12 – Je vis chez vous. Après vous. Derrière vous. Dans vos espaces. À votre place. Je suis chez vous. Je connais votre emploi du temps. Chaque matin, j’attends en bas de chez vous, sur le trottoir d’en face, que vous partiez de chez vous. J’ai les codes. J’ai les clés. Je m’installe chez vous pour la journée. Je ne touche pas à grand chose. Je me repose. Je me repose de mes nuits d’errance. Je reprends des forces sur votre grand canapé. Je prends une douche. Je me réchauffe. Je panse mes plaies. Je parcours du doigt chaque titre de votre bibliothèque. J’essaie d’y comprendre quelque chose. Je renifle vos culottes. Je n’y comprends pas grand chose. C’est bien chez vous.

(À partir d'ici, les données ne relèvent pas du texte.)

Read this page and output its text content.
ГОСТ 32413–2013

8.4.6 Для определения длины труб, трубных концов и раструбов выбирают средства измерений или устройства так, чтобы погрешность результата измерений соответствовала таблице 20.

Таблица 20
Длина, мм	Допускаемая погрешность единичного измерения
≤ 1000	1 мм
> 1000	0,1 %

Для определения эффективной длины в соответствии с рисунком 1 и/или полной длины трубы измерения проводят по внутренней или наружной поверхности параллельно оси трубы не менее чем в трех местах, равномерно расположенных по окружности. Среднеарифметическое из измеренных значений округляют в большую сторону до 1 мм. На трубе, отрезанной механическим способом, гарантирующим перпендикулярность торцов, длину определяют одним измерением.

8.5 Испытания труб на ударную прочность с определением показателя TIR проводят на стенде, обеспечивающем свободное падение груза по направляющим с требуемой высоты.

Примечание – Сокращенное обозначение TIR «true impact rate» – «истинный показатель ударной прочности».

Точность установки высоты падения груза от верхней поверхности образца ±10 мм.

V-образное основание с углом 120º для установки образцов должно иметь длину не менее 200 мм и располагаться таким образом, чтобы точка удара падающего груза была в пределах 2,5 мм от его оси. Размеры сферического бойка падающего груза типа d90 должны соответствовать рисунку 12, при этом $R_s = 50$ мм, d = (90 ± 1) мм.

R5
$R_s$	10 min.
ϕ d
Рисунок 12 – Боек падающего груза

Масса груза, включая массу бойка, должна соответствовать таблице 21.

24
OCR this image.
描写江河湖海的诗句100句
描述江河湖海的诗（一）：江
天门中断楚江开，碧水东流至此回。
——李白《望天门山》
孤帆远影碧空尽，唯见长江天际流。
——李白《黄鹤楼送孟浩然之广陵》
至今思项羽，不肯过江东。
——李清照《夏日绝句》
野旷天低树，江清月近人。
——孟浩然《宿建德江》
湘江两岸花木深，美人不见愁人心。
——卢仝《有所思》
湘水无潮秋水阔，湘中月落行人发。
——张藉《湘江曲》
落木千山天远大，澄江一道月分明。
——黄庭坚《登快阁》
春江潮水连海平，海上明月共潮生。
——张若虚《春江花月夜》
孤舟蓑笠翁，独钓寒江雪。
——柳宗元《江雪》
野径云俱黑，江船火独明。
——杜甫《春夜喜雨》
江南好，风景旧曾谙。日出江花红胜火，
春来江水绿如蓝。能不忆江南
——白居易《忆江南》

Je ne vis pas que chez vous. Je vis aussi chez d’autres. Après eux. Derrière eux. Dans leurs espaces. À leur place. J’ai mes quartiers. J’ai mes adresses. J’ai mes codes. J’ai mes clés. Je ne touche à rien. J’essaie d’y comprendre quelque chose. Je n’y comprends pas grand chose. Le même pas grand chose que chez vous. C’est bien aussi chez eux.
Je ne suis pas seul à vivre chez vous. Nous sommes nombreux à vous connaître, nombreux à passer chez vous. Nous formons une discrète communauté d’errants. Nous échangeons nos quartiers, nous échangeons nos adresses. Nous échangeons nos codes, nous échangeons nos clés. Nous nous donnons de vos nouvelles, nous parlons de votre emploi du temps. Nous parlons du grand canapé, de votre bibliothèque, de vos culottes. Nous n’y comprenons pas grand chose. C’est bien que ce soit chez vous.